On her arrival in the Court of the Palace, Saïd Pasha, on his knees beside the carriage, received her in his arms, and carried her into the Great Saloon of the Harem; the ladies of the Court, who had the entrée, followed in succession; the golden gates were closed: and the excluded had nothing more to do than to shake the dust from their garments—and truly it was about an inch thick—to swallow a glass of iced lemonade in the saddle, and to gallop back, under a burning sun, to their respective homes.

Each Pasha, on the occasion of an Imperial marriage, sends on a stated day his Buyuk Hanoum, or principal wife, to the Palace, attended by two slaves, to congratulate the Princess on her approaching nuptials; and these are the ladies who subsequently form the reception circle at her new home. At the visit of felicitation, when the Sultan receives them on the part of his august daughter, they are presented by the munificent sovereign with an antery, jacket, and trowsers of rich stuff, a pair of embroidered slippers, and a diamond ring; the same articles, but fitted in value to their station, being bestowed also on their attendants. In this magnificent costume they are expected to appear on the bridal day; and on their departure from the Presence, they place their own gifts in the hands of the Kislar Agha, which are always of the extremest richness that the means of the Pasha will permit.

An amusing anecdote is connected with this ceremony, which, being authentic, I may as well relate.

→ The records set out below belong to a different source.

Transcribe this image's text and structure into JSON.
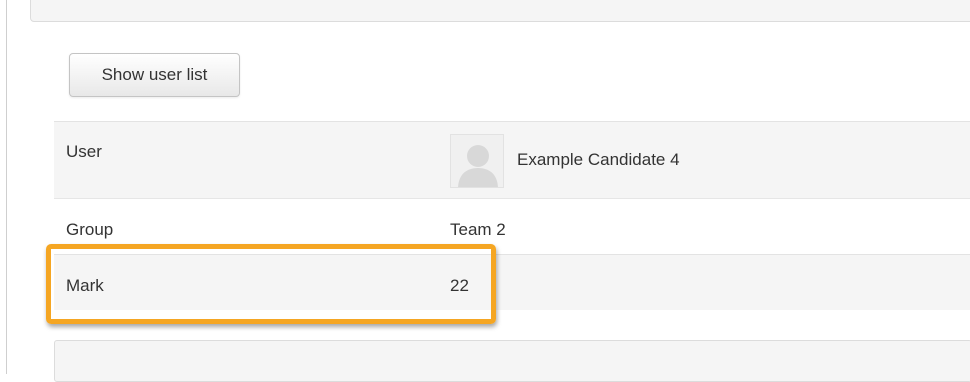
{
  "toolbar": {
    "show_user_list_label": "Show user list"
  },
  "details": {
    "user": {
      "label": "User",
      "name": "Example Candidate 4",
      "avatar_icon": "user-silhouette-icon"
    },
    "group": {
      "label": "Group",
      "value": "Team 2"
    },
    "mark": {
      "label": "Mark",
      "value": "22"
    }
  },
  "colors": {
    "highlight": "#f5a623",
    "row_shaded": "#f5f5f5"
  }
}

The Imperial Presentation negatives the necessity of yashmacs, and thus Sultan Mahmoud enjoys the exclusive privilege of forming a judgment on the taste of his Pashas. On the marriage of the Princess Salihè, the Reiss Effendi forwarded to the Imperial Presence the mother of his sons, a lady to whom nature had not originally been lavish of her gifts, and who had subsequently lost an eye during an attack of plague. His Sublime Highness was observed to fidget upon his sofa as the presentation took place, but the Buyuk Hanoum was received with all the honours due to the exalted rank of her husband, and departed laden with the rich gifts of Imperial generosity.

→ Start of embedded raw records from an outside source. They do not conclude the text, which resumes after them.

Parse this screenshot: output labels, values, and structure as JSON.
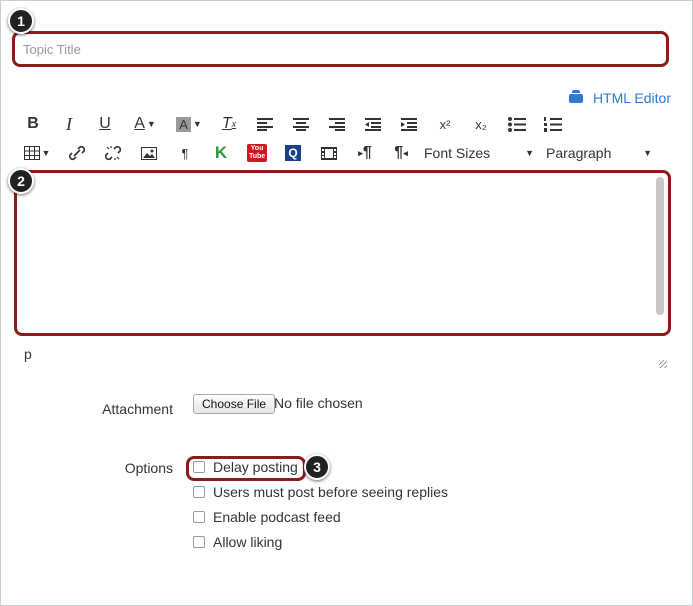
{
  "title_input": {
    "placeholder": "Topic Title"
  },
  "markers": {
    "one": "1",
    "two": "2",
    "three": "3"
  },
  "html_editor": {
    "label": "HTML Editor"
  },
  "toolbar": {
    "bold": "B",
    "italic": "I",
    "underline": "U",
    "text_color": "A",
    "bg_color": "A",
    "clear": "T",
    "superscript": "x²",
    "subscript": "x₂",
    "paragraph_mark": "¶",
    "kaltura": "K",
    "youtube": "You Tube",
    "quizlet": "Q",
    "ltr": "¶",
    "rtl": "¶",
    "font_sizes": "Font Sizes",
    "block_format": "Paragraph"
  },
  "editor": {
    "path": "p"
  },
  "attachment": {
    "label": "Attachment",
    "button": "Choose File",
    "status": "No file chosen"
  },
  "options": {
    "label": "Options",
    "items": [
      {
        "label": "Delay posting"
      },
      {
        "label": "Users must post before seeing replies"
      },
      {
        "label": "Enable podcast feed"
      },
      {
        "label": "Allow liking"
      }
    ]
  },
  "colors": {
    "highlight": "#8b1c1c",
    "link": "#2d7bd0"
  }
}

On the morrow, however, a caïque impelled by three rowers, and freighted with a closely veiled female under the guard of a party of the negroes of the Seraï, pushed off from the Palace of Dolma Batchè, and ran alongside the terrace of that of the minister; when the lady was landed, and, on being conducted into the presence of the Reiss Effendi, her veil was withdrawn, and she proved to be a lovely Georgian slave of about sixteen years of age, in all the first burst of her young beauty—a present to the noble from his Imperial Master, accompanied by a command, that should another occasion occur in which the wives of the Pashas were required to appear before the Sultan, the Reiss Effendi would cause the dark-eyed Georgian to act as the representative of a lady, whose age and infirmities must render all court ceremonials extremely irksome to her feelings.

Of course, the lovely slave was one of the bridal train of the Princess Mihirmàh!